Eine leichte Brise streifte Eberle, so dass er verwundert aufblickte. Auf einmal war er nicht mehr in der Kirche, er stand in seinem alten Dorf, Adlkofen, am Gottesacker….das halbe Dorf war da…erfreut sprang er auf seine Spezln zu, doch die sahen durch ihn hindurch, sie können ihn nicht sehen. Auch, als er dem Baschtl eine Watschen gab, schien der nichts zu bemerken. „I glaub, i spinn“, murmelte der Eberle halblaut vor sich hin, „so a Bockfotzn ka doch ned so einfach ei´gsteckt werdn“. Er sah sich um, wer alles da war. Und wer wird da begraben? Klamm ward ihm ums Herz, als er zu dem einfachen Sarg trat, doch darin lag nicht Agathe, sondern Friedwilme, die Nachbarin. Ein paar Gesprächsfetzen drangen an sein Ohr. „Einfach zusammengefallen, das alte Haus, war ja wurmstichig….hot koa Möglichkeit ghobt, dös Weib…ma hot ihrer ja alweil gsogt, dös is gefährlich, in derer Ruin zum wohna…wo hätts denn a neies Haus hernemma soin….“ Feucht ist es in Eberles Augen, als er sich der Nachbarin erinnert, die immer so freundlich zu ihm und dem Weib gewesen war, aber bettelarm. Es war so recht gewesen, ihr damals die eigene Kate nach Agathes Tod zu schenken. „Woar doch fui besser in Schuß…naaa, dös ko goar ned sei, dass doad is, die Friedl, dia hot doch mei Haus krieagt..."
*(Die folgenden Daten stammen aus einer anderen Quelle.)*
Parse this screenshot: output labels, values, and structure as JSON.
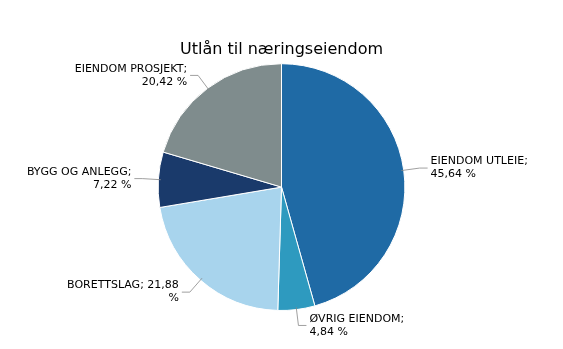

Die Brise kehrte zurück, so, dass er gleich die Augen schließen musste. Als er sie wieder öffnete, stand er im Wald. „I woaß, wo dös is“, nickte er langsam. Das war der Wildschweinwald. Und da, guck an, kam ein Weib, an der Hand ein kleines Kind, sie haben Holz gesammelt, wie es schien. Eberle lupfte den Hut, grüßte und freute sich auf ein Schwätzchen, doch sie schienen ihn nicht zu sehen, denn fröhlich sprachen die beiden weiter, Bub kickte einen Stein ins Gebüsch, ein Brüllen, hervor brach eine Wildsau… ehe Eberle etwas tun konnte, war da wieder der Wind, doch hörte er den verzweifelten, angsterfüllten Schrei noch….“Dös war doch mei Wildsau!“, geht’s dem Eberle durch den Kopf. Das Vieh, welches er eher unkonventionell erlegt hatte, hatte seinerzeit für Wochen als Armenspeisung gereicht.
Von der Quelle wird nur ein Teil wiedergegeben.